KSL and the Crown family tapped Perry while he was at Aspen to lead operations at Alterra Mountain Company. However, they kept Aspen Skiing Company out of the new group. Perry says he will represent “Aspen’s way of doing business” at Alterra by keeping the focus on skiing, hosting vibrant events at the resorts, operating the business with sustainability in mind, and by engaging with the local community. He plans to hire an executive to lead a sustainability and energy department.
"On the sustainability side, that's something we can share across all of our resorts," says Perry. "Frankly, we can talk to our guests and ask them to speak up about the things they care about. We can not only run our resorts responsibly, but we can speak with a loud voice to the policymakers."
On affordable housing, wages, and development, Perry says that “you can’t separate the mountain company from the mountain town” and acknowledges that these issues are pervasive in mountain towns across North America. He says the solutions are local—but beyond working with the CEOs at each ski resort, he did not give a firm answer on how Alterra will help alleviate problems like high cost of living, low wages, and expansive ski resort development.
“Those kind of things have been happening in mountain towns for a long time.

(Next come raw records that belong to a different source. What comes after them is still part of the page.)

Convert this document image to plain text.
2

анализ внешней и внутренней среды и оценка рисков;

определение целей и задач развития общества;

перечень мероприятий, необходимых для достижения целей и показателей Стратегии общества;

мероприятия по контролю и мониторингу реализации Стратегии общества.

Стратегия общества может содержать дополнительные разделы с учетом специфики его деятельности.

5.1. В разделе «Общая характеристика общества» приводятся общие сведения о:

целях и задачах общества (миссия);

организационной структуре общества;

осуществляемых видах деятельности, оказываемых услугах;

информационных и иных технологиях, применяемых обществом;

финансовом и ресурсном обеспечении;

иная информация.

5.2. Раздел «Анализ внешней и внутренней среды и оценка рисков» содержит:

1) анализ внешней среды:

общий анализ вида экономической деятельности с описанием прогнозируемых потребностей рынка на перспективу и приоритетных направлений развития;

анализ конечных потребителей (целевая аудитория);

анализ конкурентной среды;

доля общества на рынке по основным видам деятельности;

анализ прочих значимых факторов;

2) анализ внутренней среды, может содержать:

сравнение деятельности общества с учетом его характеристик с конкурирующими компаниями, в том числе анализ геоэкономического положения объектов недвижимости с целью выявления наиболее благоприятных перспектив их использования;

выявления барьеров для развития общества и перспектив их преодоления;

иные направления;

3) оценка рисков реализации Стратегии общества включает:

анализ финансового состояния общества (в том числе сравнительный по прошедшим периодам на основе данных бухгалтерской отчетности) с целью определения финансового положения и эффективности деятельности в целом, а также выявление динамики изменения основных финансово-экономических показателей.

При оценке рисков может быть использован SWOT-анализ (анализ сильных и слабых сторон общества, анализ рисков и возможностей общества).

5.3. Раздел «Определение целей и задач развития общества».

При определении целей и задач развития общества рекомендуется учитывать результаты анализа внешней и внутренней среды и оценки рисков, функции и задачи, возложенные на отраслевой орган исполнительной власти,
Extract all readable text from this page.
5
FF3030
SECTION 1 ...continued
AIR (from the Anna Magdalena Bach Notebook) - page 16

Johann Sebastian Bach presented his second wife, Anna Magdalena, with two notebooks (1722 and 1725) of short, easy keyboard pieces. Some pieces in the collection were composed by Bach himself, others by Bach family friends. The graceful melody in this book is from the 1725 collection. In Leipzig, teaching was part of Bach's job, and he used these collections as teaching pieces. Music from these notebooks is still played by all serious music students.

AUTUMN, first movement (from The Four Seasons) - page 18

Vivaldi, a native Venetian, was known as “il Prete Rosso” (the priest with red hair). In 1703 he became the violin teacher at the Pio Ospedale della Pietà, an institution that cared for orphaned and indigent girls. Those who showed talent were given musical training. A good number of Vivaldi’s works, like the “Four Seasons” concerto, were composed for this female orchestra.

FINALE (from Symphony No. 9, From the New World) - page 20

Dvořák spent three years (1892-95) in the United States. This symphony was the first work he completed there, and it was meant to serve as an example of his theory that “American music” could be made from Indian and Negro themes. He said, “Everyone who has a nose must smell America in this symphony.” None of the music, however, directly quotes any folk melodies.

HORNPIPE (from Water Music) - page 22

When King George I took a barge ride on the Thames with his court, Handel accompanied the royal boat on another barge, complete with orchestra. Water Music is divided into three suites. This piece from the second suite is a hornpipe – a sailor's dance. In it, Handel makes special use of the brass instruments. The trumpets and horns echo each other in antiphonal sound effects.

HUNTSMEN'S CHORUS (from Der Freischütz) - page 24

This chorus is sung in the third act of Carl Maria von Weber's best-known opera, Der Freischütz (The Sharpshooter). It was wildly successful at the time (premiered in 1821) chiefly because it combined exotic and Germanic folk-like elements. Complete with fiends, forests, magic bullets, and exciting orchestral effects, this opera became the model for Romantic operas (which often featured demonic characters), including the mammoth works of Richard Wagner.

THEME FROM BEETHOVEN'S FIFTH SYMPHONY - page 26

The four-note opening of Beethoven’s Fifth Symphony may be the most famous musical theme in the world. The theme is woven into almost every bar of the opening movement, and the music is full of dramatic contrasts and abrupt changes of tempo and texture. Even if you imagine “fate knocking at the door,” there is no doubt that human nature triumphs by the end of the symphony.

But the solutions are local. They always come with controversy,” says Perry. “I'm not going to pretend that there is one answer for every development or development proposal. It really gets down to the details. But I think that those are things that really, you need local sensitivity. I can't just sit here in Denver and say we need X, Y, and Z in Mammoth Mountain, for example. I need to work with the team there, with Mark Brownlie. What makes the most sense at Mammoth. What do the locals care about?”
One of Alterra's first items of business will be to announce a season pass for its resorts. Perry said “it won’t be long” before more details are announced.